Lawsuit against Ghislaine Maxwell names more defendants

Two other women named by accuser

NEW YORK - Jennifer Araoz, one of Jeffrey Epstein's accusers, filed an amended complaint Tuesday that names individuals and more than 20 corporate entities associated with Epstein that Araoz says in a civil lawsuit helped facilitate his abuse of her when she was 14 and 15.

The complaint, which previously accused Ghislaine Maxwell of being Epstein's accomplice, now also accuses two other women: Lesley Groff, whom the complaint referred to as a "secretary"; and Cimberly Espinosa, a former executive assistant.

In the updated complaint, Araoz names Groff and Espinosa as defendants.

The complaint alleges the defendants "participated with and assisted Epstein in maintaining and protecting his sex trafficking ring, ensuring that approximately three girls a day were made available to him for his sexual pleasure."

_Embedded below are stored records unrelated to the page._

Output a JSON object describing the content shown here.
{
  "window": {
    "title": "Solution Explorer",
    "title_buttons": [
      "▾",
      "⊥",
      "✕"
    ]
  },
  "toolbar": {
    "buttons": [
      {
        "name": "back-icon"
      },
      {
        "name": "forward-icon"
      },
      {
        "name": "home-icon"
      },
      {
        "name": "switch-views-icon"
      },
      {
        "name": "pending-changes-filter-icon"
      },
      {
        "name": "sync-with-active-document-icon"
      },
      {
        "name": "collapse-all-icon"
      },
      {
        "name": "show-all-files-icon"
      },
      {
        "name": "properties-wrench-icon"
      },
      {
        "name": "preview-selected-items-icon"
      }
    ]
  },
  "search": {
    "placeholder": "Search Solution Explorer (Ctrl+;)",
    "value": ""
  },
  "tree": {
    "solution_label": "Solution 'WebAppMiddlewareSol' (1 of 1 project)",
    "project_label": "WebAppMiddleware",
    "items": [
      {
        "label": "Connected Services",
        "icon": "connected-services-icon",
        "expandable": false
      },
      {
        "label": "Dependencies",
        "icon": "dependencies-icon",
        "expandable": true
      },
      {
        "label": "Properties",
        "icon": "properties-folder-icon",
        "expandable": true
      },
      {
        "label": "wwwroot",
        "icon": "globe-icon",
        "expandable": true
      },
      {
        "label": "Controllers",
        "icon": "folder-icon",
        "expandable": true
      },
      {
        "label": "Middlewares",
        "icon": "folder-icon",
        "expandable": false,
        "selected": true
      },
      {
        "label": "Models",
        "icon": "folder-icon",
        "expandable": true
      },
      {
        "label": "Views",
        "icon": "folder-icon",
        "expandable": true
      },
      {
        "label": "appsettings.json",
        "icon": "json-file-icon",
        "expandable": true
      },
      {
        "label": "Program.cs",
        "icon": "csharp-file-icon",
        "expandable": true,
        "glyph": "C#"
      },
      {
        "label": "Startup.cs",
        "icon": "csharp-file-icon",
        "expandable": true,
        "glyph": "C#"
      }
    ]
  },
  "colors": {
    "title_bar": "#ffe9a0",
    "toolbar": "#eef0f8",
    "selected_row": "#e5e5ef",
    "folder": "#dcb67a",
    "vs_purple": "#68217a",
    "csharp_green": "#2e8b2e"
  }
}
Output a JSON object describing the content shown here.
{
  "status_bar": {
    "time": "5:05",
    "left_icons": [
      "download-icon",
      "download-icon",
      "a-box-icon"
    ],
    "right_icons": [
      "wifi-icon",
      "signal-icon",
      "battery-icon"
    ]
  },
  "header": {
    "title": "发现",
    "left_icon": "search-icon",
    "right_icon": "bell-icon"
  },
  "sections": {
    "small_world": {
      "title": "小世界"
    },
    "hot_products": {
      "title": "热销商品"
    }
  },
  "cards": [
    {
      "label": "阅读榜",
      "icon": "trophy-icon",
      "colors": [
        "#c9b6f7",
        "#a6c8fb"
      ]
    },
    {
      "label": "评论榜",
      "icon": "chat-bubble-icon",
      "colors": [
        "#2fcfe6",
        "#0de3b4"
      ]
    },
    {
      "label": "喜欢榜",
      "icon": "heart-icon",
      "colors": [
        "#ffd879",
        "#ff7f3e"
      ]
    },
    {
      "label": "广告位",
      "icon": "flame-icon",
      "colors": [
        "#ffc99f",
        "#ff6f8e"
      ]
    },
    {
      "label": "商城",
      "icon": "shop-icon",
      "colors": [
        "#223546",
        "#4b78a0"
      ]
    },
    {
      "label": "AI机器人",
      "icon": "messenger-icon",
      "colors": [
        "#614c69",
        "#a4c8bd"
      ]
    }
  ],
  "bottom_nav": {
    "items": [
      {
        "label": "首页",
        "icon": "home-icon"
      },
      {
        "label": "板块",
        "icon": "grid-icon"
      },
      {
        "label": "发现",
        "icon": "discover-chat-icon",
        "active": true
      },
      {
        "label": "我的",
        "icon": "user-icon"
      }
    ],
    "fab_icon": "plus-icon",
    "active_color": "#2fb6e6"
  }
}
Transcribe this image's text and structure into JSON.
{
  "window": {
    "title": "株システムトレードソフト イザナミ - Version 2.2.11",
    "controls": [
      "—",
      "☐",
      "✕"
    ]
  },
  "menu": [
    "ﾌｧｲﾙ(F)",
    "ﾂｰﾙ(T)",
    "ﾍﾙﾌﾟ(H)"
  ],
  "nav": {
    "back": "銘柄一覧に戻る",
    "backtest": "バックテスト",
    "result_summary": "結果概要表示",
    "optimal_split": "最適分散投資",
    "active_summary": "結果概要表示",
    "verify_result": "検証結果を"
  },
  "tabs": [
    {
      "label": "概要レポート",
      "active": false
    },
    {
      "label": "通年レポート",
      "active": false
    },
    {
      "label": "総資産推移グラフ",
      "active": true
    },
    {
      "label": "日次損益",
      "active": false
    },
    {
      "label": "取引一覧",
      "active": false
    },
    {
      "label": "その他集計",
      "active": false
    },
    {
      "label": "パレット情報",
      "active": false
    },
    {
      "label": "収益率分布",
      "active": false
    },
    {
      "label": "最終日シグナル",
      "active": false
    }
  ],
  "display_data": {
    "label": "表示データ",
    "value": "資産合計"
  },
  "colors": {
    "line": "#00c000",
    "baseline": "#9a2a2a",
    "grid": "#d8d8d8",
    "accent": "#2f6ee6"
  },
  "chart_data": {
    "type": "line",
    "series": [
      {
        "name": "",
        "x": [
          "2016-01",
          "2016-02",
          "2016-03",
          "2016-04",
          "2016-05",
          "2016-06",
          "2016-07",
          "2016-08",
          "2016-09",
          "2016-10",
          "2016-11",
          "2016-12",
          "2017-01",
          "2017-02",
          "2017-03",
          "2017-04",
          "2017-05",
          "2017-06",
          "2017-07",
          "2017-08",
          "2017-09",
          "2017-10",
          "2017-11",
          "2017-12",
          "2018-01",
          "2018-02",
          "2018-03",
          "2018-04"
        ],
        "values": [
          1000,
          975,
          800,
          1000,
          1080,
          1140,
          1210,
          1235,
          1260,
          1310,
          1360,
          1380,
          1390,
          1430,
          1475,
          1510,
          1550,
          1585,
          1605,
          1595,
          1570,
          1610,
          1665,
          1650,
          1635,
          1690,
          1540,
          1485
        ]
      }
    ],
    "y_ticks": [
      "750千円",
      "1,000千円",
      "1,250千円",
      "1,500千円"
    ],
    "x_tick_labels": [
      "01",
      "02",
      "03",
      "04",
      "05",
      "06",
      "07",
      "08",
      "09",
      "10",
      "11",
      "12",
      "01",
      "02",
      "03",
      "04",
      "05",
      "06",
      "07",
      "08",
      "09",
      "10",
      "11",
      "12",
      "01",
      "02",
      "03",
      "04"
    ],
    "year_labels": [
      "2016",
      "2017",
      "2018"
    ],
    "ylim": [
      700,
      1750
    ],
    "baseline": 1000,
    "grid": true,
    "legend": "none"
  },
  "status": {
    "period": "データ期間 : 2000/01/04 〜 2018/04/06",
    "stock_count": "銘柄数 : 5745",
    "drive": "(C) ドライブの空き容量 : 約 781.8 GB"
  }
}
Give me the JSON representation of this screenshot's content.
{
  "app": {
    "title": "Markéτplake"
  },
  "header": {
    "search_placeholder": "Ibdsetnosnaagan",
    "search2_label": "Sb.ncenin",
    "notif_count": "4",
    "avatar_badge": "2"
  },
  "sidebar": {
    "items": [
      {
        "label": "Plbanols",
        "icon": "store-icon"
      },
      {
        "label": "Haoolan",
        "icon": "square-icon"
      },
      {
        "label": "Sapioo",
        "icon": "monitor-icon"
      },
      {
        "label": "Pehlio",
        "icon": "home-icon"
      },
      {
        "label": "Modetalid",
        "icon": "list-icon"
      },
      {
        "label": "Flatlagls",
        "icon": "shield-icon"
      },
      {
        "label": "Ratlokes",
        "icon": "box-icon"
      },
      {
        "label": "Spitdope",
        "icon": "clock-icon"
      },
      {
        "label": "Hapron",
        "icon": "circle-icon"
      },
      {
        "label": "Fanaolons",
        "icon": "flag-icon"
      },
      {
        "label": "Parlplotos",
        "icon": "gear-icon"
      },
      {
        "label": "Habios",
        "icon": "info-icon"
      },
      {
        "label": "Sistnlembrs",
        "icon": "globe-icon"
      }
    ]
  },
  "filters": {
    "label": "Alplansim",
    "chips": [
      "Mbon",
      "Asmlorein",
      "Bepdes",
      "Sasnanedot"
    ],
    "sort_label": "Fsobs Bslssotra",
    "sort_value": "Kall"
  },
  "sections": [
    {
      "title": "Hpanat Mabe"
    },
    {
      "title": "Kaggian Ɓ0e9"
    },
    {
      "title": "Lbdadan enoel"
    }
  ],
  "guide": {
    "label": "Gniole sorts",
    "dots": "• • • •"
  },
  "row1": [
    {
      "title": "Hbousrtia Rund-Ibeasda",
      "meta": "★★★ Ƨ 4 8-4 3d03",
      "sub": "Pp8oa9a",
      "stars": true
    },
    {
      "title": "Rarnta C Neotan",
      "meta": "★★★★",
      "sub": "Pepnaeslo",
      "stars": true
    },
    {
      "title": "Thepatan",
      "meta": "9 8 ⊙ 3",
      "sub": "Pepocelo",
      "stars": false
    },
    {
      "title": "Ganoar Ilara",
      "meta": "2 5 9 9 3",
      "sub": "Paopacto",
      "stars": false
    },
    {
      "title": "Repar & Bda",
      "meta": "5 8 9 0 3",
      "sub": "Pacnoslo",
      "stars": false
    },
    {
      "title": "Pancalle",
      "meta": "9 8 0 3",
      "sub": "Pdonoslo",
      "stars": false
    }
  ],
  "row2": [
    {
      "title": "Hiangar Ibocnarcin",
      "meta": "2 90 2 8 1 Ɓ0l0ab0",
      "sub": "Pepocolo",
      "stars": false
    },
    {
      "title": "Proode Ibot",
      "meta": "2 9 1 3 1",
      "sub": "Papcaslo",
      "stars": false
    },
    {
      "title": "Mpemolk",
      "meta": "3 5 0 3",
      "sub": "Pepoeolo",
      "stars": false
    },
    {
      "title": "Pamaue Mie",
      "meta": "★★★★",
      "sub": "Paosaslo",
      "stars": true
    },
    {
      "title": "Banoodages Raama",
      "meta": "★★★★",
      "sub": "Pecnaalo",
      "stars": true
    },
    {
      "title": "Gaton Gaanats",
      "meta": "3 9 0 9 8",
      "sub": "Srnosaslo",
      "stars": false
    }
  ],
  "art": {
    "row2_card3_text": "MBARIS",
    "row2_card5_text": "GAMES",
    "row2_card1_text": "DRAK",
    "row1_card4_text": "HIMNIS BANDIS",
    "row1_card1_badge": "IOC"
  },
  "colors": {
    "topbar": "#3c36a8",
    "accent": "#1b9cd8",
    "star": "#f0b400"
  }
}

"The co-conspirators provided organizational support to Epstein's sex trafficking ring, identifying and hiring the recruiters of underage girls for Epstein's sexual pleasure, scheduling appointments with these underage girls for Epstein's sexual pleasure, intimidating potential witnesses to Epstein's sex trafficking operation, and generally providing administrative oversight of his sex trafficking operation and ensuring it remained secret."

CNN has reached out to attorneys for Maxwell, who have previously denied all allegations levied against her related to Jeffrey Epstein. CNN has also reached out to Espinosa for comment.

In a statement provided to CNN, Groff's lawyer, Michael Bachner, denied she engaged in any misconduct, saying, "As an executive assistant to Epstein, Lesley worked as part of a professional staff that included in-house attorneys, accountants, an office manager and other office staff."

"Lesley's job included making appointments for Mr. Epstein as directed by him, taking his messages, and setting up high-level meetings with CEOs, business executives, scientists, politicians and celebrities," Bachner added. "At no time during Lesley's employment with Epstein did she ever engage in any misconduct."

The executors of Epstein's estate were also included as defendants in the complaint.

In August, Araoz told reporters that Epstein, who died in prison by suicide, and his "network of enablers" stole her youth, identity, innocence and self-worth.

Epstein had pleaded not guilty to federal charges of conspiracy and sex trafficking of minors.